He was orphaned at a young age when his father was killed fighting at Gallipoli with the Manchesters in 1915 and his mother died soon after, probably of the Spanish flu. He and his brothers were forced to live on the streets of Gorton in Manchester and he slept rough until rescued by the Salvation Army and at the cost of a defective lung.
As a boy, he tended pit ponies at Bradford colliery and reached the peak of his work life as a cotton operative, until cheap Indian cotton killed the Lancashire trade. He became a tarmac layer, building runways during the Second World War, and after until ill health forced him to take an indoor job as a school caretaker.

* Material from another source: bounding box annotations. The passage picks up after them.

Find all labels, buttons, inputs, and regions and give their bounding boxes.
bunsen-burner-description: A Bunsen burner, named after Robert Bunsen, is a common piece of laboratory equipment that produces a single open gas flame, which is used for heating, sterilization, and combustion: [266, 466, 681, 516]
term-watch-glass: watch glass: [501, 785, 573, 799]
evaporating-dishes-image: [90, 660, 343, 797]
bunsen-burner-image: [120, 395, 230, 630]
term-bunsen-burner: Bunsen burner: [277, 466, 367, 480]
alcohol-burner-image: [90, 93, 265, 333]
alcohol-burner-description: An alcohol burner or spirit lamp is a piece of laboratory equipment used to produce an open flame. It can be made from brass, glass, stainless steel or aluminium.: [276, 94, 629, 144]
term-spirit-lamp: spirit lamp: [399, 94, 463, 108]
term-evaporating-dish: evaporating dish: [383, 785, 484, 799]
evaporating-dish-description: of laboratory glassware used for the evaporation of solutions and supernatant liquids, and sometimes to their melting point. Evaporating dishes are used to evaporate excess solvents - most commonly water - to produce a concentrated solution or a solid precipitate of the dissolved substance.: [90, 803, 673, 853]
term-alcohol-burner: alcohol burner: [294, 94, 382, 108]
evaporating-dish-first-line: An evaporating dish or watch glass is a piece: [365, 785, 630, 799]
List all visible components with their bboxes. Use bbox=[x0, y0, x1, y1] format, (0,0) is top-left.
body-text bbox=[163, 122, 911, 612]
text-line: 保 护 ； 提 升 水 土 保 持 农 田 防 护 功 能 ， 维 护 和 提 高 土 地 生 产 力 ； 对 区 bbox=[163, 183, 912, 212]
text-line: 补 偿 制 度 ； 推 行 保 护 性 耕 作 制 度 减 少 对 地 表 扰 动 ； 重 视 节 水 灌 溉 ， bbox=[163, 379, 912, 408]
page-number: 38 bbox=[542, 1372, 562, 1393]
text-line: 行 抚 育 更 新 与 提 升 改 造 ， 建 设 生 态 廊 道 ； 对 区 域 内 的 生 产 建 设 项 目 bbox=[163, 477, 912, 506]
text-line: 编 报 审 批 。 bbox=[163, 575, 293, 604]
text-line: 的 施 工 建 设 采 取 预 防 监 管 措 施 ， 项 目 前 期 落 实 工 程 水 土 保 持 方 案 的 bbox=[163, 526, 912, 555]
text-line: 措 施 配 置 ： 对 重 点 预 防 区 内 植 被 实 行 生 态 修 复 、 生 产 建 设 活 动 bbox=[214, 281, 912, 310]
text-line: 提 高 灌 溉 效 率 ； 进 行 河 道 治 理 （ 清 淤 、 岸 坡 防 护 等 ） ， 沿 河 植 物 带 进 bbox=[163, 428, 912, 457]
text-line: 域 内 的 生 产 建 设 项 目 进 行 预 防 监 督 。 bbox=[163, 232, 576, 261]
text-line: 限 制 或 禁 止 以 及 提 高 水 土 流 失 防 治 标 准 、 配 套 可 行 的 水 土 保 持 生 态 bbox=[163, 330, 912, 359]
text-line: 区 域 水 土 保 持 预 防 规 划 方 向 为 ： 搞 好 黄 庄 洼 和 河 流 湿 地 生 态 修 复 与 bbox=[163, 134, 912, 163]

He was a strong, silent type, never raising his hand to me nor my mother, even when as a smart-arsed teenager I mocked his illiteracy. At these times my mother would take me aside and point out that he was away working in the snow to provide for me and that despite his low wage, we had no debt, food on the table, a seaside holiday every year and my brother and I got a new suit and shoes every year at Whitsuntide (to look smart in the religious processions) He had little, never owning a house nor a car and his modest pleasures were the football pools, which he never won, his nightly pints at the local, joined by my mother for the last hour and his smokes-when things got tight he rolled his own recycling tobacco from the ‘dimps ‘ of his previous smokes. This, the Manchester smogs and coke dust from stoking school boilers to keep the kids warm did not help his one good lung.
He was a good man, a proud father and I have much to thank him for-except that I look more like him every day.